Okay, maybe she wasn’t the life of the party, but the woman did have a way with words. I thanked her again and we shook hands, but her dark blue eyes never met mine. If we didn’t part as friends, we weren’t enemies, or at least I didn’t feel we were. After she closed her door, I lingered in the hallway long enough to determine that the lock on her apartment door was not a match for the mystery key.

Six

It was a little after two when I got back to the brownstone, which meant Wolfe was still in the dining room consuming flounder poached in white wine. I wasn’t about to interrupt him in mid-meal, but I wasn’t about to pass on Fritz’s flounder, either, so I marched directly to the kitchen.

“Archie, I kept a plate warm for you,” he said, popping up from the high stool where he was reading one of his German-language magazines.

“I was hoping you’d say that,” I told him, getting milk from the refrigerator and filling a glass. “Any calls while I was gone?”

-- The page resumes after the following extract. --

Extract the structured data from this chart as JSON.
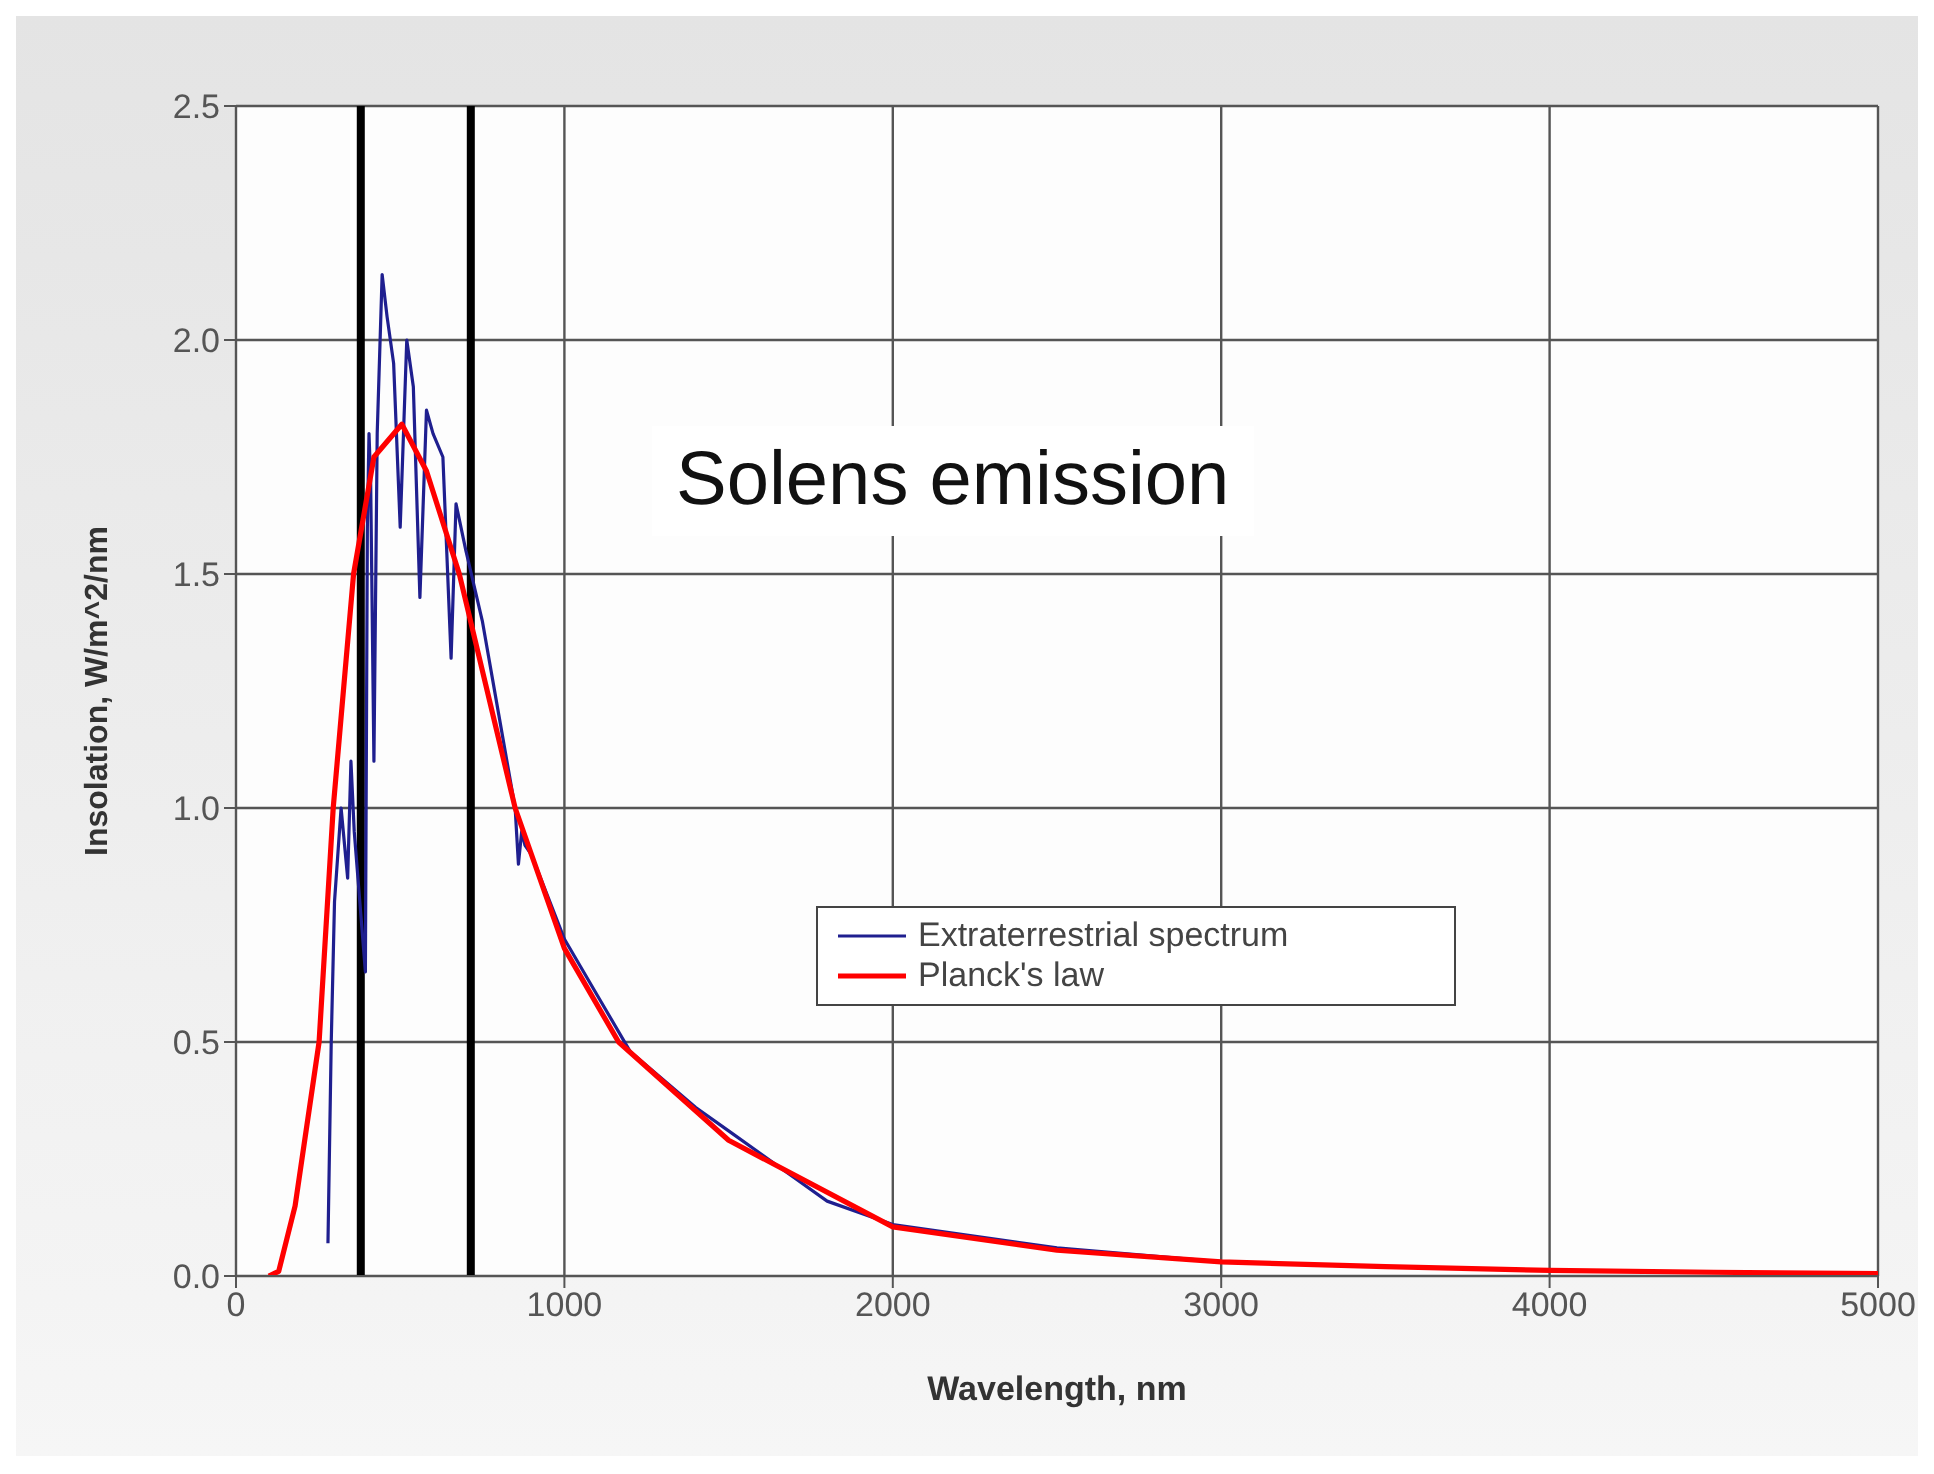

“Mr. Cohen, at ten-fifteen — he sounded irritated, but he didn’t leave a message. And Mr. Horace Vinson, at ten-twenty-five. He wanted to know if we had received his check, and I told him we had.” Although Fritz did not know the amount of the check that had been delivered to our door that morning, he now had that cheerful “there’s-money-in-the-bank-again” lilt to his voice. He was dying to ask me how things were going, but he didn’t, and I didn’t volunteer anything. I was too busy concentrating on the plate of flounder that he had just set in front of me.

After polishing off two helpings plus a dish of papaya custard, I carried coffee into the office, where Wolfe had settled in with beer and a fresh book, Dreadnought, by Robert K. Massie.

“Have you eaten?” he asked peevishly.